The mechanical response of polycrystalline materials depends on the crystal behaviour and the material’s microstructure. Concerning the former, plastic deformation is controlled by dislocation nucleation, movement and interactions, and other mechanisms as the formation and evolution of twins, diffusion, etc., and can be modelled using discrete models (molecular mechanics) or continuum models (dislocation dynamics, crystal plasticity). The polycrystal’s microstructure also has a deep influence in the macroscopic response and can be described by the grain size, shape and orientation distributions, and by the character of the grain boundaries that control the interactions between adjacent grains. A realistic, microstructure-based description of the polycrystal’s macroscopic behaviour needs to incorporate models for the deformation mechanisms at single crystal level, and integrate them to provide the macroscopic response, by using some kind of multiscale methodology.
This symposium focuses on recent advances in model and simulation techniques to predict microstructure-dependent mechanical properties of polycrystalline aggregates.
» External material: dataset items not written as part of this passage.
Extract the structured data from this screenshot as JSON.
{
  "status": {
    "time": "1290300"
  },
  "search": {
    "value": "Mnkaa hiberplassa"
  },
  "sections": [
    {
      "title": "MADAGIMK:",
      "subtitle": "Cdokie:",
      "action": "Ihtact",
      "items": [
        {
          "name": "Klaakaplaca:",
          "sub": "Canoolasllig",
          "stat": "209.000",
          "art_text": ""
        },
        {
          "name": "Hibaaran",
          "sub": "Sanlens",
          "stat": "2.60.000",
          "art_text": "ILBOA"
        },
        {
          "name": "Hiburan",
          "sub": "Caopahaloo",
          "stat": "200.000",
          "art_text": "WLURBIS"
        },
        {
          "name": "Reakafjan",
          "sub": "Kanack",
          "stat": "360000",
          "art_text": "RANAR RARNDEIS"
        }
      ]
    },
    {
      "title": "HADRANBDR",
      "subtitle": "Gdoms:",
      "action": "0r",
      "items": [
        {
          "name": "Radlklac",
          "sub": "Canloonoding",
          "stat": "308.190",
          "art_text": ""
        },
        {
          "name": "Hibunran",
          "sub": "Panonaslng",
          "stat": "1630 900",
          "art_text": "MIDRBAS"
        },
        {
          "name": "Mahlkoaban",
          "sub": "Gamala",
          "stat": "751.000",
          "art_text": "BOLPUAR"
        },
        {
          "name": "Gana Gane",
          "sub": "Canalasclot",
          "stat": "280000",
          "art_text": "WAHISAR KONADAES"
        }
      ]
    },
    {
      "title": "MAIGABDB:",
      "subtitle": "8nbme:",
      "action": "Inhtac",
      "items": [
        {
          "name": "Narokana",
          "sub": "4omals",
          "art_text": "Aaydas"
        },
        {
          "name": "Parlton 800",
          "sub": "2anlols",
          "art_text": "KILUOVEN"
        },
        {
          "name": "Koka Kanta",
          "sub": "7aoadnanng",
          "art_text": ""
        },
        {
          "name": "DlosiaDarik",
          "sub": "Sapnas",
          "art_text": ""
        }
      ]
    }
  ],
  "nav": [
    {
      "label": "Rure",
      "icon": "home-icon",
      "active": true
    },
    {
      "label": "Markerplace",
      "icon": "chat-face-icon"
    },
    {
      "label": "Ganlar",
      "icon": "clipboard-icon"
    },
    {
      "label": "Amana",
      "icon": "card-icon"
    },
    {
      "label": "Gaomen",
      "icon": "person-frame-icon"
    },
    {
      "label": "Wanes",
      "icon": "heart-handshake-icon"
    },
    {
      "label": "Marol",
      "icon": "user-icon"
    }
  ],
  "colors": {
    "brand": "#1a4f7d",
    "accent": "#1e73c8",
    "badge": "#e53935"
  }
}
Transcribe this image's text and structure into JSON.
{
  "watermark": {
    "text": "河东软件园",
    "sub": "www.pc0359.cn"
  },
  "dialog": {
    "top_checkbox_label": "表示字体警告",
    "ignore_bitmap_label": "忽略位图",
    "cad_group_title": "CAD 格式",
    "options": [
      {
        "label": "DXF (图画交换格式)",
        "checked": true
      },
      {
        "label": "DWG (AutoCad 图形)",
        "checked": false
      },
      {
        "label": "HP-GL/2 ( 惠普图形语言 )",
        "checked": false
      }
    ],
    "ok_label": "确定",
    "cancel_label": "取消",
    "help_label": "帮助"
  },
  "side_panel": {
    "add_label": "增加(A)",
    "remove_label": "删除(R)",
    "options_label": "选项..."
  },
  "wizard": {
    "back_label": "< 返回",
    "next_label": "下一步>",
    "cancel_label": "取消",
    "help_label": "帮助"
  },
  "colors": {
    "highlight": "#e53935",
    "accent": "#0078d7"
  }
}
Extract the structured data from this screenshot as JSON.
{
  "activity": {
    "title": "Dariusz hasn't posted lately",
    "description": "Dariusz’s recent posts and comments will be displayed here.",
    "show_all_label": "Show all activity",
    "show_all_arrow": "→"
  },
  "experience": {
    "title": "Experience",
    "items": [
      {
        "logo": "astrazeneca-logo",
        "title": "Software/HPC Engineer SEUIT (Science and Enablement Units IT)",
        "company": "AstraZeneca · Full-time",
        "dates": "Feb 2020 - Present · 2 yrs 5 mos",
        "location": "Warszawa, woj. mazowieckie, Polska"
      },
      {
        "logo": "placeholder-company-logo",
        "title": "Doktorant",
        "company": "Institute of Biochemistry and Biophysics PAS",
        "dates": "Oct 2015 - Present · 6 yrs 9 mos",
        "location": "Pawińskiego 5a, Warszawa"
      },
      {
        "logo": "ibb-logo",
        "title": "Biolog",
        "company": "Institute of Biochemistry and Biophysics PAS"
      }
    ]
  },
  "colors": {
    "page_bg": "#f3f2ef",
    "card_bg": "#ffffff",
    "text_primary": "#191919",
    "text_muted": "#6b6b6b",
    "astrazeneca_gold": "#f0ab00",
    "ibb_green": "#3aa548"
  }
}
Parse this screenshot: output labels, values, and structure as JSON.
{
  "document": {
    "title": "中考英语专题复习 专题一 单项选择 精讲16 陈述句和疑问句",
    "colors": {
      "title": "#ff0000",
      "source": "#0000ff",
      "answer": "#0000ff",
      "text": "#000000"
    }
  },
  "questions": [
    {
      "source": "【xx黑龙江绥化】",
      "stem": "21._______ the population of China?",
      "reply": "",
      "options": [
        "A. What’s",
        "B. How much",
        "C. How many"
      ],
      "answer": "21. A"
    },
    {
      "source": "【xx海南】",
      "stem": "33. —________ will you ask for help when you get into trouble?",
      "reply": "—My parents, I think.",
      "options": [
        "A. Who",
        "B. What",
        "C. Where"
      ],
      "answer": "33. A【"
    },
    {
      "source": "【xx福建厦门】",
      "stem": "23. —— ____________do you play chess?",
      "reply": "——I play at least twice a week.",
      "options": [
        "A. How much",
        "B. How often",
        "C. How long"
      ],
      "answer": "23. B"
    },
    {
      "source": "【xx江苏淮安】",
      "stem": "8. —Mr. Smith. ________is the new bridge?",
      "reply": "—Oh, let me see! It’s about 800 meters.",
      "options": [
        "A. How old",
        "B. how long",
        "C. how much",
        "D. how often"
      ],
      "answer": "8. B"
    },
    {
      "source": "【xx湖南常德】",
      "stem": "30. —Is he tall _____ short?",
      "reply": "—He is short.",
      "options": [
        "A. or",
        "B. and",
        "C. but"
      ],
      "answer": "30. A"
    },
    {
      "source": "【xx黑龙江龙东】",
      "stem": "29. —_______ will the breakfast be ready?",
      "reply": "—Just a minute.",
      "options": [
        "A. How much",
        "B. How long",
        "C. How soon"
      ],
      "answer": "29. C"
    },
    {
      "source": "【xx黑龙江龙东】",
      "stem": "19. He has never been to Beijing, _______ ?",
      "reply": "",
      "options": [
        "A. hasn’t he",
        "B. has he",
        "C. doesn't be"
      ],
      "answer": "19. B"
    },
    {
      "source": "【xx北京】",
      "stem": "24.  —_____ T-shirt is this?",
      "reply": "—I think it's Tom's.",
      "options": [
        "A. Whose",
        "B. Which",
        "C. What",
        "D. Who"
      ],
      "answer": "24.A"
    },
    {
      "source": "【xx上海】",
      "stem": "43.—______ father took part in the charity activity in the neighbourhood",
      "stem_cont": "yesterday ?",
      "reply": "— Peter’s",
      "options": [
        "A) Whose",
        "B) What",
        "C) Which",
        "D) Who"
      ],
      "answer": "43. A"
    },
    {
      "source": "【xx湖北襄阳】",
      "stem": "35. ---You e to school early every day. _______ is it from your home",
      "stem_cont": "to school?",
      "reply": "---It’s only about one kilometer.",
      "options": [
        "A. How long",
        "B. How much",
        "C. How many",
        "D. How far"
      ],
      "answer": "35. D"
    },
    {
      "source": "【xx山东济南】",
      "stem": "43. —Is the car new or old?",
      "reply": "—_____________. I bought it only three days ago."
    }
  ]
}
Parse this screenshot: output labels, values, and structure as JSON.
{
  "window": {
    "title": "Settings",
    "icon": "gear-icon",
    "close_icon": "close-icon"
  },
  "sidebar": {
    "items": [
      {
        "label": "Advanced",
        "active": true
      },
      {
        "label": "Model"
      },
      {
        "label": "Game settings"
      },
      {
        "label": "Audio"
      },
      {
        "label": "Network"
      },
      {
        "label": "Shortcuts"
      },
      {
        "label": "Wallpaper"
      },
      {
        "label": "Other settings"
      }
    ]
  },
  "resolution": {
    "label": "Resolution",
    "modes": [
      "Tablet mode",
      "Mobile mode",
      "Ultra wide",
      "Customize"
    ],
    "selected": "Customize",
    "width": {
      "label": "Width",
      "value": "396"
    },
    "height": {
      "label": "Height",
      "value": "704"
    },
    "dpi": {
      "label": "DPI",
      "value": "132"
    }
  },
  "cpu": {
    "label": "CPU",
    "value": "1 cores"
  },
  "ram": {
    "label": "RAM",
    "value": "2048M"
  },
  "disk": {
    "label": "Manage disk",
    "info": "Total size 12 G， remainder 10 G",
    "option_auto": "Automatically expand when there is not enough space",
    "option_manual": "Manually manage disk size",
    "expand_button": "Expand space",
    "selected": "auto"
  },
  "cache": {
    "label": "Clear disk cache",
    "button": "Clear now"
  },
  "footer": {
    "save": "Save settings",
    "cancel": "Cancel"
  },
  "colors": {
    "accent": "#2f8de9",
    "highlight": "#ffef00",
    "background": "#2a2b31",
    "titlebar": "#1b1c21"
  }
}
The main topics are:
- Semi-analytical models representing microstructure-sensitive properties of polycrystals: plastic anisotropy, tension-compression asymmetry, complex (e.g. anisotropic, kinematic) hardening behavior, dilatational plasticity due to the presence of voids, etc.
- Mean-field/homogenization-based crystal plasticity models to represent the micromechanical response of polycrystalline materials, including the aforementioned microstructural effects.
- Full-field/computational homogenization models for polycrystals: crystal plasticity FEM, Fast Fourier Transforms (FFT)-based methods, including higher-order plasticity theories.
- Discrete dislocation dynamics, including treatment of single-crystal elastic anisotropy and heterogeneity (polycrystallinity, grain boundaries, precipitates, free surfaces).
- Hierarchical models for the multiscale modeling of polycrystals, including combination of the previous approaches.
- Concurrent (embedded) multiscale methods linking different scales in polycrystalline materials.